Ablation procedures can be a very effective treatment for cardiac rhythm disturbances that involve the heart beating too fast where the mechanism is in the top two chambers of the heart. These procedures typically work best in younger patients, that is in patients younger than 70 years old.
These procedures are done under local anesthetic and sedation. They involve lying on an x-ray table whilst tubes are placed into the vein at the top of the leg and fed along the veins to the heart. These tubes have electrodes on them which can be used both for recording and also for ablating [heating up tissue to stop it functioning].
The type of arrhythmia dictates where in the heart the ablation is needed and the risks involved. Most of these procedures are very low risk, and the patient can go home the next day. They are very successful for fast regular heartbeats that are caused by extra circuits in the heart.
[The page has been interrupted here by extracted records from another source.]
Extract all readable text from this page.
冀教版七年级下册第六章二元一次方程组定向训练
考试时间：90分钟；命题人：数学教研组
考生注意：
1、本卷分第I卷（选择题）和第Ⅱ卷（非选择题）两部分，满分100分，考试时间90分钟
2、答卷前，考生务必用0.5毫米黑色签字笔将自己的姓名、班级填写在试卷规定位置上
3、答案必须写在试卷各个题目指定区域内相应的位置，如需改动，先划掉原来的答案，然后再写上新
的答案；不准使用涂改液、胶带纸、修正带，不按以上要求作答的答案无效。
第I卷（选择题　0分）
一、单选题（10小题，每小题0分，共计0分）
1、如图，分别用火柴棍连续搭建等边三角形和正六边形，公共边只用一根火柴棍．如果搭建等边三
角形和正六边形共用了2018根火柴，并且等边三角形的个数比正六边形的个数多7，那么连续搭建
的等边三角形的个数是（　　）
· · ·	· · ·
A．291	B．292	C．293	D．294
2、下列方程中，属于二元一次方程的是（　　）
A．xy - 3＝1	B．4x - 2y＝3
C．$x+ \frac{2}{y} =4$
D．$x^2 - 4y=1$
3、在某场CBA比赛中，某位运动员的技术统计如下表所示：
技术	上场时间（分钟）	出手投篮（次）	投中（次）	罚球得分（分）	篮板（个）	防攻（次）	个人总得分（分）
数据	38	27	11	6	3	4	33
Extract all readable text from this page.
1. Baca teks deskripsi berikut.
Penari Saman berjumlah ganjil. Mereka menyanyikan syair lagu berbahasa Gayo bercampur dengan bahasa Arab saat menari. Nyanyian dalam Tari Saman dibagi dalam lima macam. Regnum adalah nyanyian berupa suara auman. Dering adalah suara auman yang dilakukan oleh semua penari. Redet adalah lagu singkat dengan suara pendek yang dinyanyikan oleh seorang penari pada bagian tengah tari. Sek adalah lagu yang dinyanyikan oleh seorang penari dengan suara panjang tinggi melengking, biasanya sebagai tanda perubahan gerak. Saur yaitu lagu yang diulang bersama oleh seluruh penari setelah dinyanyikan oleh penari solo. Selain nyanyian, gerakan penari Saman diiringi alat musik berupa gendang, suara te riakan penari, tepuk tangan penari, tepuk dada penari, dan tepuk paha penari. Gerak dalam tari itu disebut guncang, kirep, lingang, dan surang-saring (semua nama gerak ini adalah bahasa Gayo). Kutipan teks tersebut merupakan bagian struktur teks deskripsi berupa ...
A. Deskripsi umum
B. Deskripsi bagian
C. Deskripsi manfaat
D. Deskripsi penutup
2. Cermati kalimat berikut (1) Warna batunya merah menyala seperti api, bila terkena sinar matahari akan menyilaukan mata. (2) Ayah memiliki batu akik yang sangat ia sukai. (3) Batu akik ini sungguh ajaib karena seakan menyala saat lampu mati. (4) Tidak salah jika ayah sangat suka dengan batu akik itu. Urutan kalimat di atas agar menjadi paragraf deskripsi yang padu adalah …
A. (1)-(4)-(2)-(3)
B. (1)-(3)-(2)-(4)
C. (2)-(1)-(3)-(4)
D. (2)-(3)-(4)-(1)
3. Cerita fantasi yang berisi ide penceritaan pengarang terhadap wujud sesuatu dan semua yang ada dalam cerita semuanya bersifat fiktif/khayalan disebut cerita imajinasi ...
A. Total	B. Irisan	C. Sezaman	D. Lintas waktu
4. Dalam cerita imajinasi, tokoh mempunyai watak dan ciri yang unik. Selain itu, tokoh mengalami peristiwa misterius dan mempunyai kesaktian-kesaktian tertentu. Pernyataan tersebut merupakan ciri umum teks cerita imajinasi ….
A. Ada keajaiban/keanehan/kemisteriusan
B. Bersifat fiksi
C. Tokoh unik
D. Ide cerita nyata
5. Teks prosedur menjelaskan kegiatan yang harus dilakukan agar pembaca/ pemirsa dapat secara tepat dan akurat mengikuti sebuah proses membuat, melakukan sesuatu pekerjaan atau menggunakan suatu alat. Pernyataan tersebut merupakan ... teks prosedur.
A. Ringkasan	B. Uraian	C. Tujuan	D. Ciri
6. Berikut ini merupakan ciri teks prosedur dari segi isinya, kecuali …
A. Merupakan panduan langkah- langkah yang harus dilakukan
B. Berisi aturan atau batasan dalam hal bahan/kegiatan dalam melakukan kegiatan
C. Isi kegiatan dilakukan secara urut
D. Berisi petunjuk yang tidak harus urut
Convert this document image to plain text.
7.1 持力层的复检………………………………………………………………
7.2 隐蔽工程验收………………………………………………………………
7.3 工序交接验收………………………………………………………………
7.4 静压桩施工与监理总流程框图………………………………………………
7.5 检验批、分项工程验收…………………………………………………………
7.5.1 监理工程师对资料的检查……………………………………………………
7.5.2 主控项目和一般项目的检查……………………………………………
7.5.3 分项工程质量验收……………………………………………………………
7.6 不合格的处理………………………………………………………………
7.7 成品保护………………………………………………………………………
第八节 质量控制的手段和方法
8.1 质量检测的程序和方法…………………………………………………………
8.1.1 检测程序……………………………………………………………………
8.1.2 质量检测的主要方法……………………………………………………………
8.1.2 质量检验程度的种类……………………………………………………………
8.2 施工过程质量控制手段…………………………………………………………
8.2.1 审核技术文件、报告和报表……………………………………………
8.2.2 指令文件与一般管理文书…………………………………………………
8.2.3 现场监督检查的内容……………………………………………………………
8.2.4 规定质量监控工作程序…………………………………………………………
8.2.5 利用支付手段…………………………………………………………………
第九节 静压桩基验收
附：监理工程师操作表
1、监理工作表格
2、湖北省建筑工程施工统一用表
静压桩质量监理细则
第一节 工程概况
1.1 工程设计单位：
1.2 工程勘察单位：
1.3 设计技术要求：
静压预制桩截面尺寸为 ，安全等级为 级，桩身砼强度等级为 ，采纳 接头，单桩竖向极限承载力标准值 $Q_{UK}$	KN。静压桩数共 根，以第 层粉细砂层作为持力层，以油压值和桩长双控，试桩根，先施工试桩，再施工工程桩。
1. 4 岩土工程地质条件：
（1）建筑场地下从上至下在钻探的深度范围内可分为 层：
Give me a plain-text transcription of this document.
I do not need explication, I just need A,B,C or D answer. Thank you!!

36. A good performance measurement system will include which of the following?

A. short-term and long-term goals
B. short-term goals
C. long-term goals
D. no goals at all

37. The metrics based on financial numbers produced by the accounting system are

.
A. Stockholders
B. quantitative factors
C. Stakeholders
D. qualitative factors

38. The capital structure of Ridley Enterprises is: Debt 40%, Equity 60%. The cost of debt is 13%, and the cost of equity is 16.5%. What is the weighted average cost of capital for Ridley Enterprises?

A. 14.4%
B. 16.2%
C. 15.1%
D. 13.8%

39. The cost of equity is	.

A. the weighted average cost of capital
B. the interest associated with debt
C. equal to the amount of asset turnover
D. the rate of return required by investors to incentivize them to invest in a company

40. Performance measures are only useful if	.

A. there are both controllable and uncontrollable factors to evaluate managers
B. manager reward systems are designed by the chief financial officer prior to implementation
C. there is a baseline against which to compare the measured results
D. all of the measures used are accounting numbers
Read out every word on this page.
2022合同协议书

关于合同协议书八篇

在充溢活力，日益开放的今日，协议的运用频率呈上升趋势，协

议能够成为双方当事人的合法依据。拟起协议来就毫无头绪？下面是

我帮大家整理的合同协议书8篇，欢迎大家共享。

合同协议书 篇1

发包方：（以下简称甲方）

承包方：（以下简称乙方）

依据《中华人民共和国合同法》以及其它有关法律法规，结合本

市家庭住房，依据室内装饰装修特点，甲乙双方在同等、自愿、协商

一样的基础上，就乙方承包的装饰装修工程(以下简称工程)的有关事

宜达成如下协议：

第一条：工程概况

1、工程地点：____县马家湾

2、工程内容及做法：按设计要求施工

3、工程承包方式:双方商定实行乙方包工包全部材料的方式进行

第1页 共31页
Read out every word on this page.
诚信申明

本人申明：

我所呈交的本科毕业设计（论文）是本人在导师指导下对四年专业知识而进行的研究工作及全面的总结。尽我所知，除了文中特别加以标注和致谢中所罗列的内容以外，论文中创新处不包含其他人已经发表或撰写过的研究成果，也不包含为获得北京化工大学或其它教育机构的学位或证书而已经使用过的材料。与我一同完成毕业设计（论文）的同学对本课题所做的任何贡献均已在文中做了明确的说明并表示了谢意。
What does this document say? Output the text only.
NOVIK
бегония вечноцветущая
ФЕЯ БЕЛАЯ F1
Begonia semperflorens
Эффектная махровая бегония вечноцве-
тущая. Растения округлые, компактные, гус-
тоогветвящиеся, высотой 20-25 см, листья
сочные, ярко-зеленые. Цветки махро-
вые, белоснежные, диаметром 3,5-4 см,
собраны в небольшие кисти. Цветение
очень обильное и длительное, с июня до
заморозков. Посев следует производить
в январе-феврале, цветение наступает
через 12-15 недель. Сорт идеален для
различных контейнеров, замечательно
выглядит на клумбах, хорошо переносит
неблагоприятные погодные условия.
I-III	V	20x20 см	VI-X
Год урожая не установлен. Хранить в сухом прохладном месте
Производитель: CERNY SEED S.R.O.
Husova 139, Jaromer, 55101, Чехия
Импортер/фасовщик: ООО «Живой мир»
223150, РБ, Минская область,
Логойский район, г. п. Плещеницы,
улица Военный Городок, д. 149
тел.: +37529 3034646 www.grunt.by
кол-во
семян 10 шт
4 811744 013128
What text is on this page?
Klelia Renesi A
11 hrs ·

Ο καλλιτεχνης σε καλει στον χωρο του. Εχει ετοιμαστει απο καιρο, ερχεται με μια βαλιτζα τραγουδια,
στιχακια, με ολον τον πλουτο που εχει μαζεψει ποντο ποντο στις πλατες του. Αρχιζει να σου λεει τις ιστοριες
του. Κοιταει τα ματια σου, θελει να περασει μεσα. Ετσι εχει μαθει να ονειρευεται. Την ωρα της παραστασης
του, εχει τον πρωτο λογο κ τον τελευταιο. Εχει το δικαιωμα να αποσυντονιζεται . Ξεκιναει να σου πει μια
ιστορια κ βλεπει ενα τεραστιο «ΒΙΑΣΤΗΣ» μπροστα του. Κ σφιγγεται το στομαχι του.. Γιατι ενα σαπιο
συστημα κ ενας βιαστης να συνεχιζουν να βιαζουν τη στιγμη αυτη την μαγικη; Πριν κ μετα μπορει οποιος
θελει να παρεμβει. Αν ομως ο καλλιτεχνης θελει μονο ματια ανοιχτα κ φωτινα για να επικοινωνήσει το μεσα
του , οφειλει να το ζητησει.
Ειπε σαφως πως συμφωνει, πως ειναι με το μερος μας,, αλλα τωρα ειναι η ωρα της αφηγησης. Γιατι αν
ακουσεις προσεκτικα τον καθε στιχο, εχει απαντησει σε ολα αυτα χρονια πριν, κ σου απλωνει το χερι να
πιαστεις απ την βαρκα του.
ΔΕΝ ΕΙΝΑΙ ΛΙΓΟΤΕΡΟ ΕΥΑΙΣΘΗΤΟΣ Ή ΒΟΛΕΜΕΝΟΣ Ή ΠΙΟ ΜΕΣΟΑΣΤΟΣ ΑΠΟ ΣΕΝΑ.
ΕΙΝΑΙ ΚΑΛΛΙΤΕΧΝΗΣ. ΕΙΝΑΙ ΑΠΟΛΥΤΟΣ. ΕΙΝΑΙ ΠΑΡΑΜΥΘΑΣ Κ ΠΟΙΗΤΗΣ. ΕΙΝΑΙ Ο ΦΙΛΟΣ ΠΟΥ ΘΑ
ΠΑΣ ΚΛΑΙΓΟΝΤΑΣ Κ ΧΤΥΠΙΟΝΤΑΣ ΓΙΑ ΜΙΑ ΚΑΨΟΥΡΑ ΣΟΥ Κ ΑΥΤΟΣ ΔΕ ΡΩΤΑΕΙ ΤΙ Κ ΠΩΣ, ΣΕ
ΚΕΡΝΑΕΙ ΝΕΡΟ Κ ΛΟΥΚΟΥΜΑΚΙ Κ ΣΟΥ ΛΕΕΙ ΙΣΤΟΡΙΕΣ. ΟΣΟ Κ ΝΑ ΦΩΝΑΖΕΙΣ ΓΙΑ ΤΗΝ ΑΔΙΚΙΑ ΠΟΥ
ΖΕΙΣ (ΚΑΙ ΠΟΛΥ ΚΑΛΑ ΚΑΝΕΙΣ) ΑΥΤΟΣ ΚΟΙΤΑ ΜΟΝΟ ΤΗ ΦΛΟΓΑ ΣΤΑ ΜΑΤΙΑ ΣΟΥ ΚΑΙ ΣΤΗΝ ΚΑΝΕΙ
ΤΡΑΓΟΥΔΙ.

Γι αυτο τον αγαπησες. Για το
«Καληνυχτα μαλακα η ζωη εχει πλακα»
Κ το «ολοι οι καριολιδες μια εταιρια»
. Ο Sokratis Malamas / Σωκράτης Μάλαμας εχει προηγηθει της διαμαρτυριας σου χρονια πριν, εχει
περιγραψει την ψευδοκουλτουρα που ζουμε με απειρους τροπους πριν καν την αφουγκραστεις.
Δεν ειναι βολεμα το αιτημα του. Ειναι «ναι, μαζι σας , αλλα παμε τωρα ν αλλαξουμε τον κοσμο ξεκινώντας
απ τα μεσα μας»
In addition, these procedures also a very low risk.
In the case of atrial fibrillation, the procedures are significantly less effective, as there is a tendency for the heart to go back into atrial fibrillation over subsequent years. Also in atrial fibrillation ablation, the risks are also slightly greater, although still small, than some other forms of ablation. However, atrial fibrillation ablation is a well-recognised treatment for patients and recent evidence suggests better long-term health outcomes in people who are kept in sinus rhythm.
It has recently been found that success rates are higher in patients who are not overweight or who lose weight. This is thought to be because fat is laid down in the heart muscle of the atria and that this disrupts their electrical activity. Lifestyle modification is very important in patients with atrial fibrillation.